My sisters were swimming in squads and I set myself the goal of reaching the same squad and beating my older sister, Tehlia. There was some very healthy competition between us! When I finally reached the same squad as Tehlia, it felt like a really big achievement.
Beyond matching my sister, swimming wasn’t about competition for me. In fact, it wasn’t until I watched the London 2012 Paralympics on TV that I realised Paralympic sport even existed!
I remember staying up late to watch the swimming in London, just because I was enjoying my swimming so much at the time, and it was great to see all the incredible athletes, who had already overcome incredible odds to get to the stage of representing Australia and winning medals.

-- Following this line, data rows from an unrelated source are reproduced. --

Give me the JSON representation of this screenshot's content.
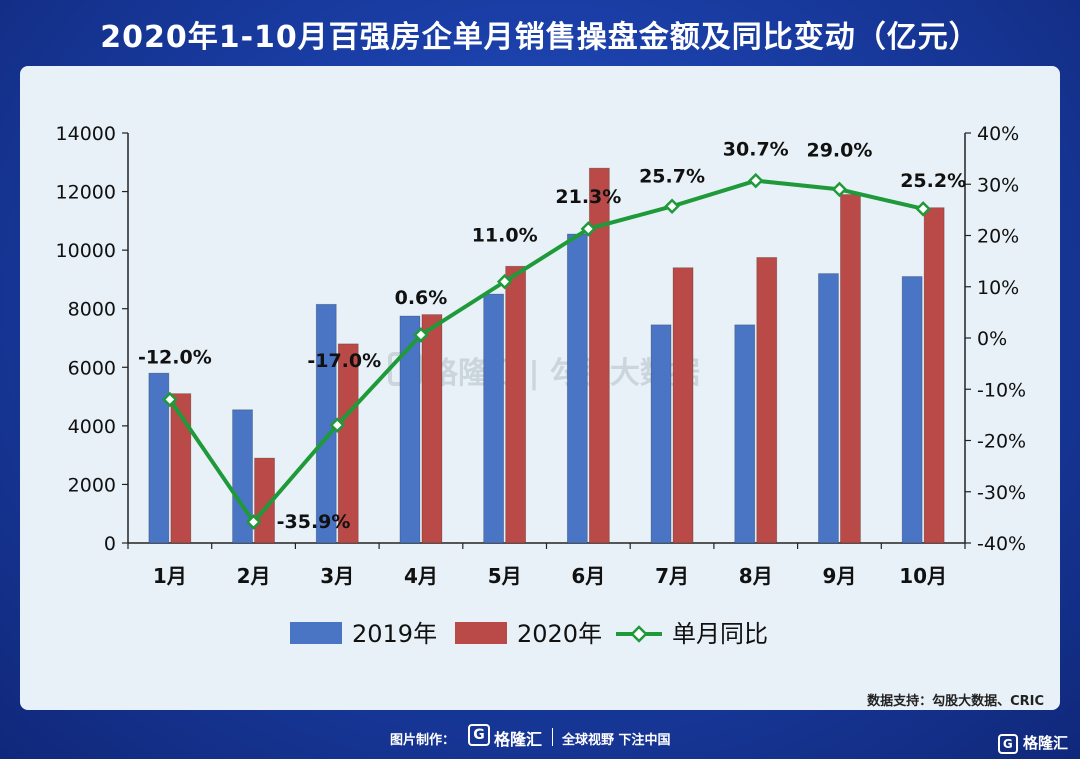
{
  "title": "2020年1-10月百强房企单月销售操盘金额及同比变动（亿元）",
  "watermark": "格隆汇 | 勾股大数据",
  "source": "数据支持：勾股大数据、CRIC",
  "footer": {
    "made_by": "图片制作：",
    "logo_letter": "G",
    "brand": "格隆汇",
    "slogan": "全球视野 下注中国"
  },
  "corner_brand": "格隆汇",
  "colors": {
    "series2019": "#4a74c4",
    "series2020": "#b94a47",
    "yoy": "#1f9a3a"
  },
  "chart_data": {
    "type": "bar+line",
    "categories": [
      "1月",
      "2月",
      "3月",
      "4月",
      "5月",
      "6月",
      "7月",
      "8月",
      "9月",
      "10月"
    ],
    "series": [
      {
        "name": "2019年",
        "type": "bar",
        "axis": "left",
        "values": [
          5800,
          4550,
          8150,
          7750,
          8500,
          10550,
          7450,
          7450,
          9200,
          9100
        ]
      },
      {
        "name": "2020年",
        "type": "bar",
        "axis": "left",
        "values": [
          5100,
          2900,
          6800,
          7800,
          9450,
          12800,
          9400,
          9750,
          11900,
          11450
        ]
      },
      {
        "name": "单月同比",
        "type": "line",
        "axis": "right",
        "values": [
          -12.0,
          -35.9,
          -17.0,
          0.6,
          11.0,
          21.3,
          25.7,
          30.7,
          29.0,
          25.2
        ],
        "labels": [
          "-12.0%",
          "-35.9%",
          "-17.0%",
          "0.6%",
          "11.0%",
          "21.3%",
          "25.7%",
          "30.7%",
          "29.0%",
          "25.2%"
        ]
      }
    ],
    "yleft": {
      "min": 0,
      "max": 14000,
      "ticks": [
        "0",
        "2000",
        "4000",
        "6000",
        "8000",
        "10000",
        "12000",
        "14000"
      ]
    },
    "yright": {
      "min": -40,
      "max": 40,
      "ticks": [
        "-40%",
        "-30%",
        "-20%",
        "-10%",
        "0%",
        "10%",
        "20%",
        "30%",
        "40%"
      ]
    },
    "legend": [
      "2019年",
      "2020年",
      "单月同比"
    ],
    "legend_position": "bottom"
  }
}
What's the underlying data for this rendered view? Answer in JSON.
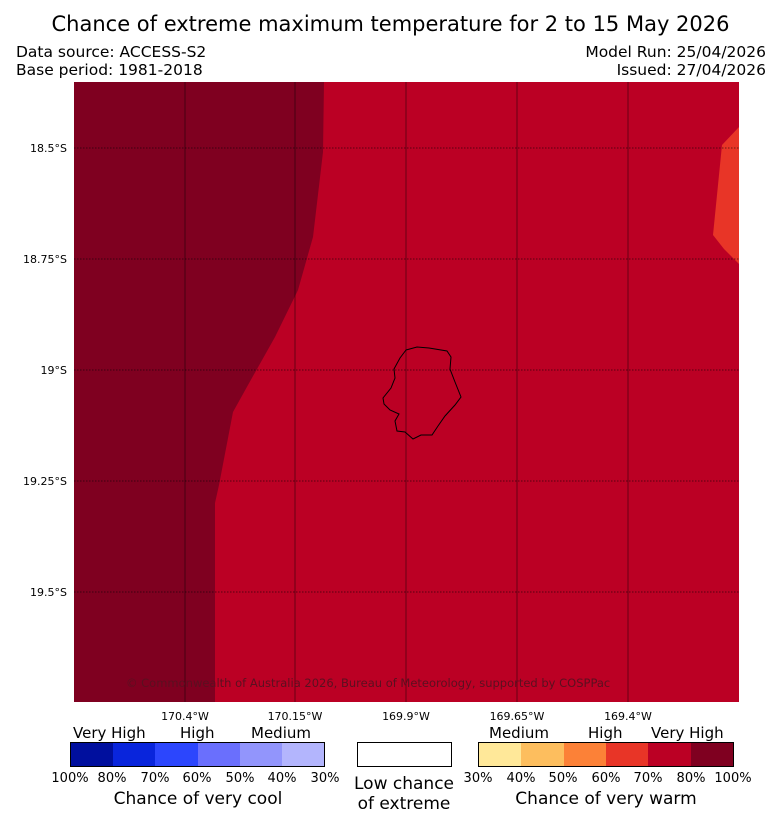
{
  "header": {
    "title": "Chance of extreme maximum temperature for 2 to 15 May 2026",
    "data_source": "Data source: ACCESS-S2",
    "base_period": "Base period: 1981-2018",
    "model_run": "Model Run: 25/04/2026",
    "issued": "Issued: 27/04/2026"
  },
  "map": {
    "latitude_labels": [
      "18.5°S",
      "18.75°S",
      "19°S",
      "19.25°S",
      "19.5°S"
    ],
    "longitude_labels": [
      "170.4°W",
      "170.15°W",
      "169.9°W",
      "169.65°W",
      "169.4°W"
    ],
    "copyright": "© Commonwealth of Australia 2026, Bureau of Meteorology, supported by COSPPac",
    "region_colors": {
      "very_high_warm": "#7f0020",
      "high_warm": "#bb0024",
      "medium_high_warm": "#e83527"
    }
  },
  "legend": {
    "cool": {
      "categories": [
        "Very High",
        "High",
        "Medium"
      ],
      "colors": [
        "#000f9e",
        "#0925dc",
        "#2c46fd",
        "#6a6ffd",
        "#9295fc",
        "#b3b5fd"
      ],
      "percents": [
        "100%",
        "80%",
        "70%",
        "60%",
        "50%",
        "40%",
        "30%"
      ],
      "title": "Chance of very cool"
    },
    "neutral": {
      "line1": "Low chance",
      "line2": "of extreme",
      "color": "#ffffff"
    },
    "warm": {
      "categories": [
        "Medium",
        "High",
        "Very High"
      ],
      "colors": [
        "#ffe899",
        "#fdbe5e",
        "#fc8137",
        "#e83527",
        "#bb0024",
        "#7f0020"
      ],
      "percents": [
        "30%",
        "40%",
        "50%",
        "60%",
        "70%",
        "80%",
        "100%"
      ],
      "title": "Chance of very warm"
    }
  }
}
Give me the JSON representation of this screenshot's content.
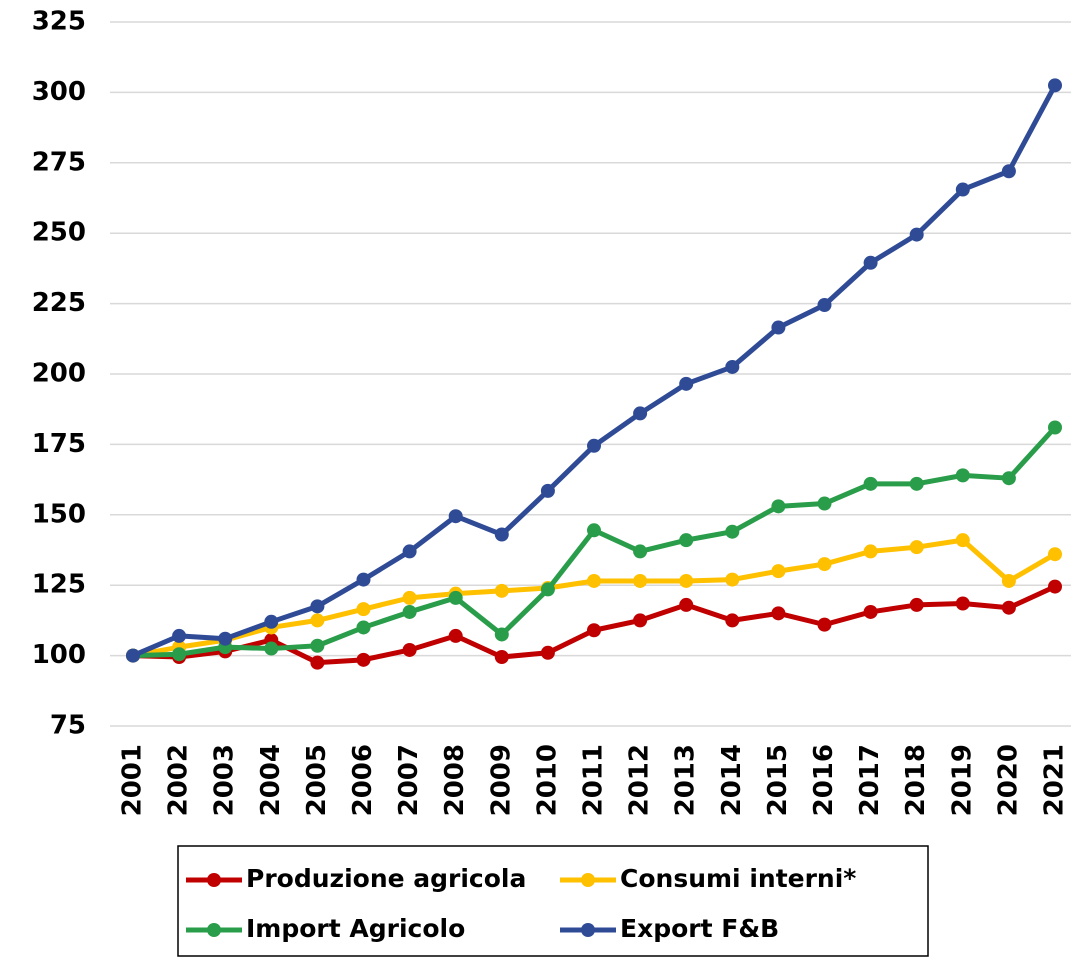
{
  "chart_data": {
    "type": "line",
    "categories": [
      "2001",
      "2002",
      "2003",
      "2004",
      "2005",
      "2006",
      "2007",
      "2008",
      "2009",
      "2010",
      "2011",
      "2012",
      "2013",
      "2014",
      "2015",
      "2016",
      "2017",
      "2018",
      "2019",
      "2020",
      "2021"
    ],
    "series": [
      {
        "name": "Produzione agricola",
        "color": "#c00000",
        "values": [
          100,
          99.5,
          101.5,
          105.5,
          97.5,
          98.5,
          102,
          107,
          99.5,
          101,
          109,
          112.5,
          118,
          112.5,
          115,
          111,
          115.5,
          118,
          118.5,
          117,
          124.5
        ]
      },
      {
        "name": "Consumi interni*",
        "color": "#ffc000",
        "values": [
          100,
          103,
          105.5,
          110,
          112.5,
          116.5,
          120.5,
          122,
          123,
          124,
          126.5,
          126.5,
          126.5,
          127,
          130,
          132.5,
          137,
          138.5,
          141,
          126.5,
          136
        ]
      },
      {
        "name": "Import Agricolo",
        "color": "#2a9d4a",
        "values": [
          100,
          100.5,
          103,
          102.5,
          103.5,
          110,
          115.5,
          120.5,
          107.5,
          123.5,
          144.5,
          137,
          141,
          144,
          153,
          154,
          161,
          161,
          164,
          163,
          181
        ]
      },
      {
        "name": "Export F&B",
        "color": "#2f4b96",
        "values": [
          100,
          107,
          106,
          112,
          117.5,
          127,
          137,
          149.5,
          143,
          158.5,
          174.5,
          186,
          196.5,
          202.5,
          216.5,
          224.5,
          239.5,
          249.5,
          265.5,
          272,
          302.5
        ]
      }
    ],
    "ylim": [
      75,
      325
    ],
    "yticks": [
      75,
      100,
      125,
      150,
      175,
      200,
      225,
      250,
      275,
      300,
      325
    ],
    "grid": true,
    "legend": "bottom"
  }
}
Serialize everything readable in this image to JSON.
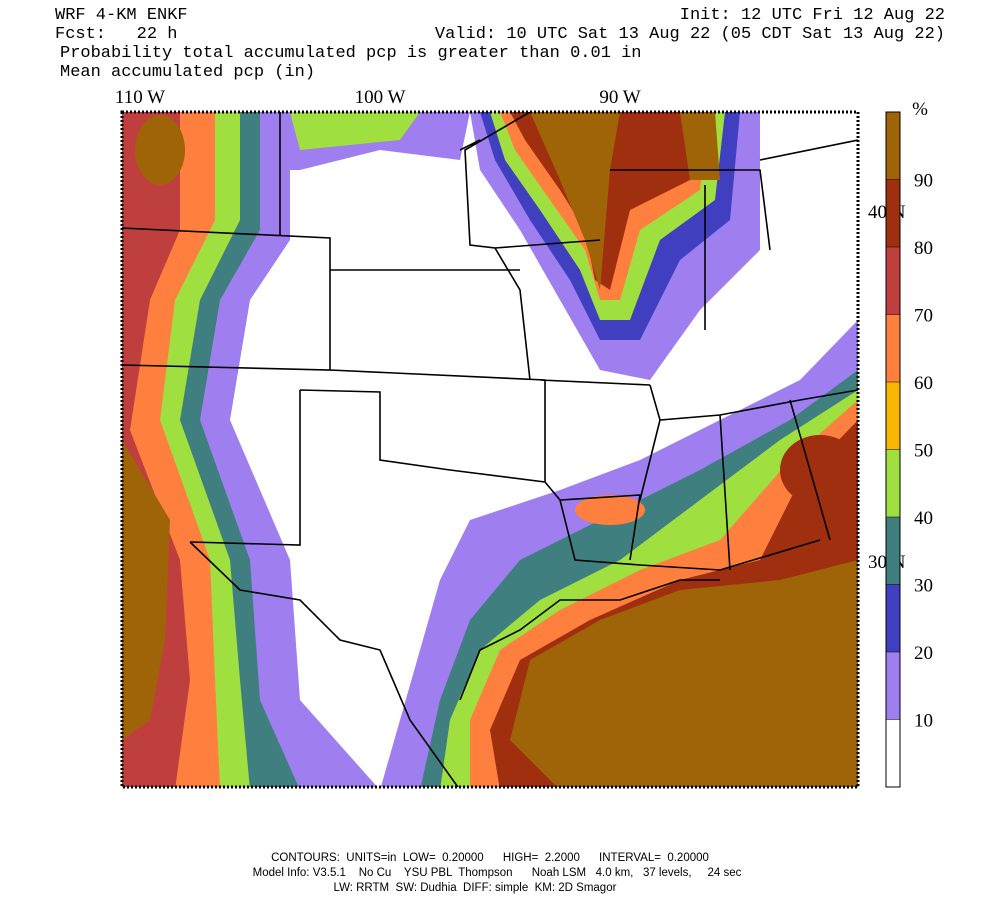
{
  "header": {
    "model": "WRF 4-KM ENKF",
    "init": "Init: 12 UTC Fri 12 Aug 22",
    "forecast": "Fcst:   22 h",
    "valid": "Valid: 10 UTC Sat 13 Aug 22 (05 CDT Sat 13 Aug 22)",
    "field1": "Probability total accumulated pcp is greater than 0.01 in",
    "field2": "Mean accumulated pcp (in)"
  },
  "map": {
    "longitude_labels": [
      "110 W",
      "100 W",
      "90 W"
    ],
    "latitude_labels": [
      "40 N",
      "30 N"
    ]
  },
  "colorbar": {
    "unit": "%",
    "ylim": [
      0,
      100
    ],
    "ticks": [
      10,
      20,
      30,
      40,
      50,
      60,
      70,
      80,
      90
    ],
    "colors": [
      "#ffffff",
      "#9f7fef",
      "#3f3fbf",
      "#3f7f7f",
      "#9fdf3f",
      "#f7b700",
      "#ff7f3f",
      "#bf3f3f",
      "#9f2f0f",
      "#9f6407"
    ]
  },
  "footer": [
    "CONTOURS:  UNITS=in  LOW=  0.20000      HIGH=  2.2000      INTERVAL=  0.20000",
    "Model Info: V3.5.1    No Cu    YSU PBL  Thompson      Noah LSM   4.0 km,   37 levels,     24 sec",
    "LW: RRTM  SW: Dudhia  DIFF: simple  KM: 2D Smagor"
  ]
}
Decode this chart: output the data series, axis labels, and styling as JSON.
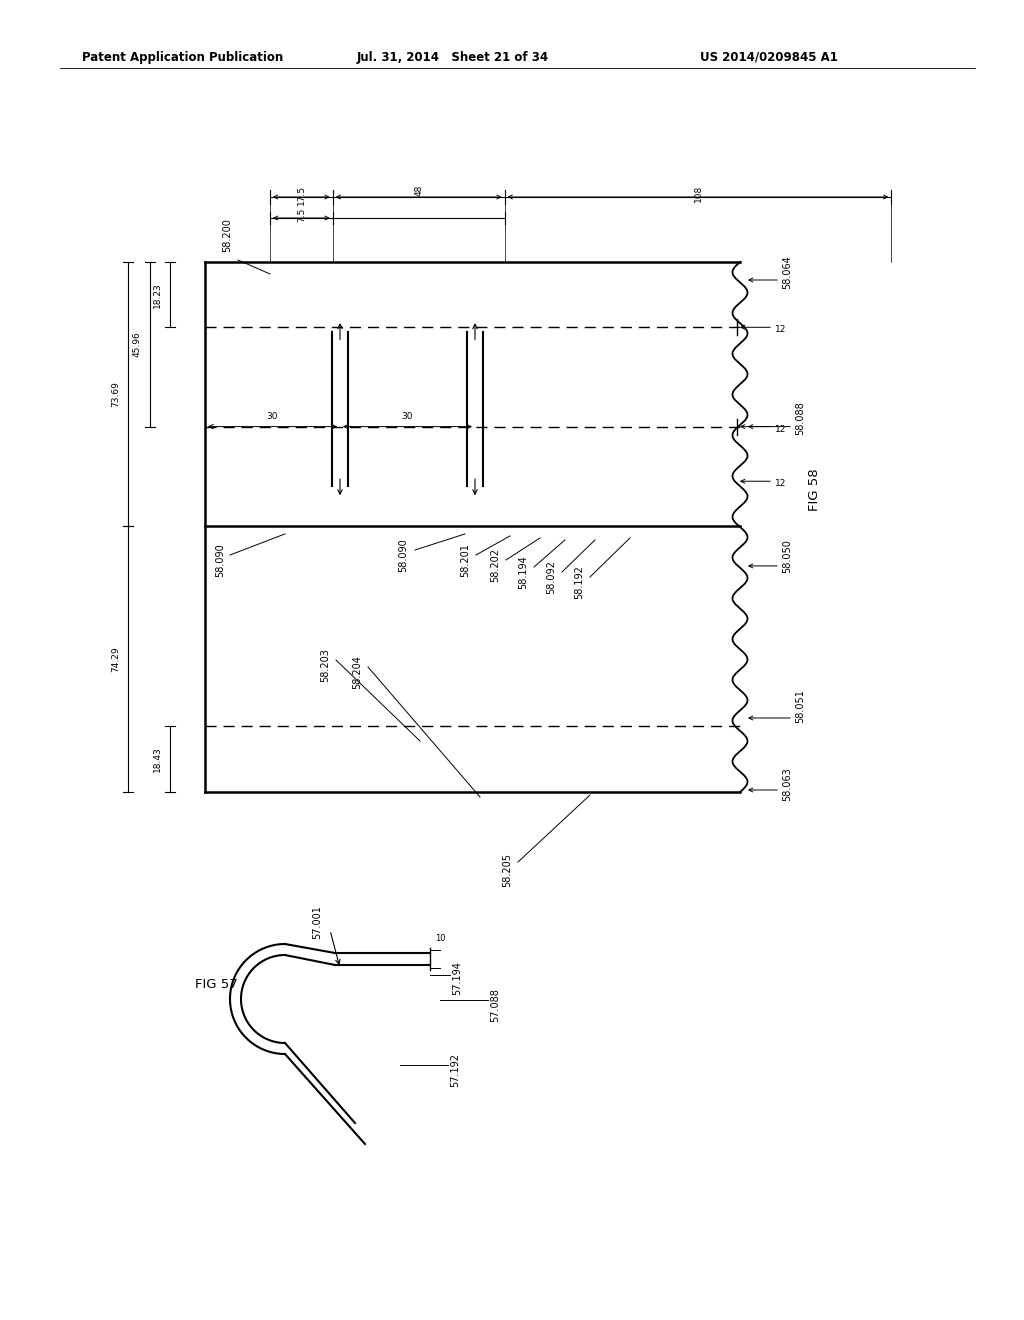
{
  "bg_color": "#ffffff",
  "header_left": "Patent Application Publication",
  "header_mid": "Jul. 31, 2014   Sheet 21 of 34",
  "header_right": "US 2014/0209845 A1",
  "fig58_title": "FIG 58",
  "fig57_title": "FIG 57",
  "ref_58_200": "58.200",
  "ref_58_064": "58.064",
  "ref_58_088": "58.088",
  "ref_58_050": "58.050",
  "ref_58_051": "58.051",
  "ref_58_063": "58.063",
  "ref_58_090a": "58.090",
  "ref_58_090b": "58.090",
  "ref_58_201": "58.201",
  "ref_58_202": "58.202",
  "ref_58_194": "58.194",
  "ref_58_092": "58.092",
  "ref_58_192": "58.192",
  "ref_58_203": "58.203",
  "ref_58_204": "58.204",
  "ref_58_205": "58.205",
  "ref_57_001": "57.001",
  "ref_57_194": "57.194",
  "ref_57_088": "57.088",
  "ref_57_192": "57.192",
  "dim_73_69": "73.69",
  "dim_45_96": "45.96",
  "dim_18_23": "18.23",
  "dim_74_29": "74.29",
  "dim_18_43": "18.43",
  "dim_17_5": "17.5",
  "dim_48": "48",
  "dim_108": "108",
  "dim_7_5": "7.5",
  "dim_30": "30",
  "dim_12": "12",
  "dim_10": "10"
}
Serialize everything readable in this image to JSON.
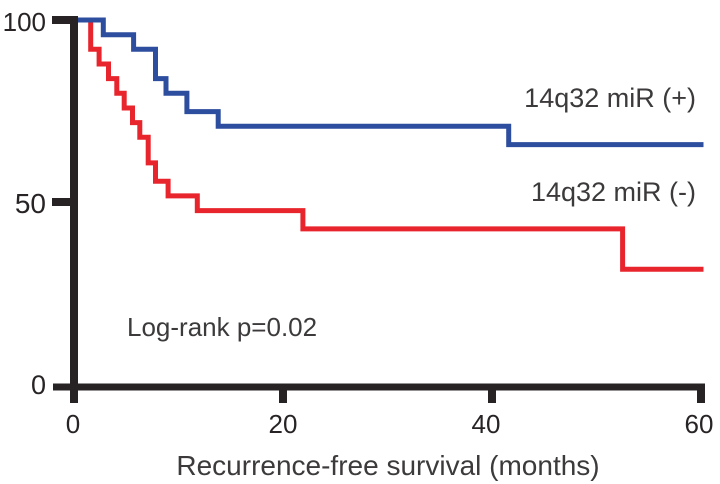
{
  "figure": {
    "background": "#ffffff",
    "axis_color": "#272324",
    "tick_text_color": "#282425",
    "label_text_color": "#3c3a3b"
  },
  "chart_data": {
    "type": "line",
    "subtype": "kaplan-meier-step",
    "title": "",
    "xlabel": "Recurrence-free survival (months)",
    "ylabel": "",
    "xlim": [
      0,
      60
    ],
    "ylim": [
      0,
      100
    ],
    "x_ticks": [
      0,
      20,
      40,
      60
    ],
    "y_ticks": [
      0,
      50,
      100
    ],
    "x_tick_labels": [
      "0",
      "20",
      "40",
      "60"
    ],
    "y_tick_labels": [
      "0",
      "50",
      "100"
    ],
    "grid": false,
    "legend_position": "inline-right",
    "annotation": "Log-rank p=0.02",
    "series": [
      {
        "name": "14q32 miR (-)",
        "color": "#e8252d",
        "steps_comment": "pairs of [month_of_step, percent_after_step]; first pair is start point",
        "steps": [
          [
            0,
            100
          ],
          [
            1.6,
            92
          ],
          [
            2.4,
            88
          ],
          [
            3.3,
            84
          ],
          [
            4.1,
            80
          ],
          [
            4.8,
            76
          ],
          [
            5.6,
            72
          ],
          [
            6.3,
            68
          ],
          [
            7.1,
            61
          ],
          [
            7.8,
            56
          ],
          [
            9.0,
            52
          ],
          [
            11.8,
            48
          ],
          [
            21.9,
            43
          ],
          [
            52.5,
            32
          ],
          [
            60,
            32
          ]
        ]
      },
      {
        "name": "14q32 miR (+)",
        "color": "#2d4d9e",
        "steps": [
          [
            0,
            100
          ],
          [
            2.8,
            96
          ],
          [
            5.7,
            92
          ],
          [
            7.8,
            84
          ],
          [
            8.8,
            80
          ],
          [
            10.8,
            75
          ],
          [
            13.8,
            71
          ],
          [
            41.6,
            66
          ],
          [
            60,
            66
          ]
        ]
      }
    ]
  }
}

I remember sitting in the lounge room and saying to Mum that I was going to compete at the next Paralympic Games, in Rio, and I was going to win a gold medal. Mum was like, ‘Ah, OK, well, if you work hard, then maybe!’ I was 13.
I think she was quite surprised and thought I was very ambitious. But she was always willing to support me in any way possible.
I went to training the next day and told my coach at the time the same thing. My coach looked into how I could become classified, meaning I could compete in Paralympic sport, and then I went to a few local competitions to try and get qualifying times.
Having that goal was really important for me to focus on something, and feel like I had a purpose, which led to some fast improvement. At 14, I made my first national development team, which was really exciting. And the following year I made the national team for the 2014 Glasgow Commonwealth Games.
It all happened very quickly. I was able to beat some champion swimmers who were twice my age, people I really looked up to. It felt overwhelming in some ways, but I think it also ignited the fire to keep working hard and see what was possible.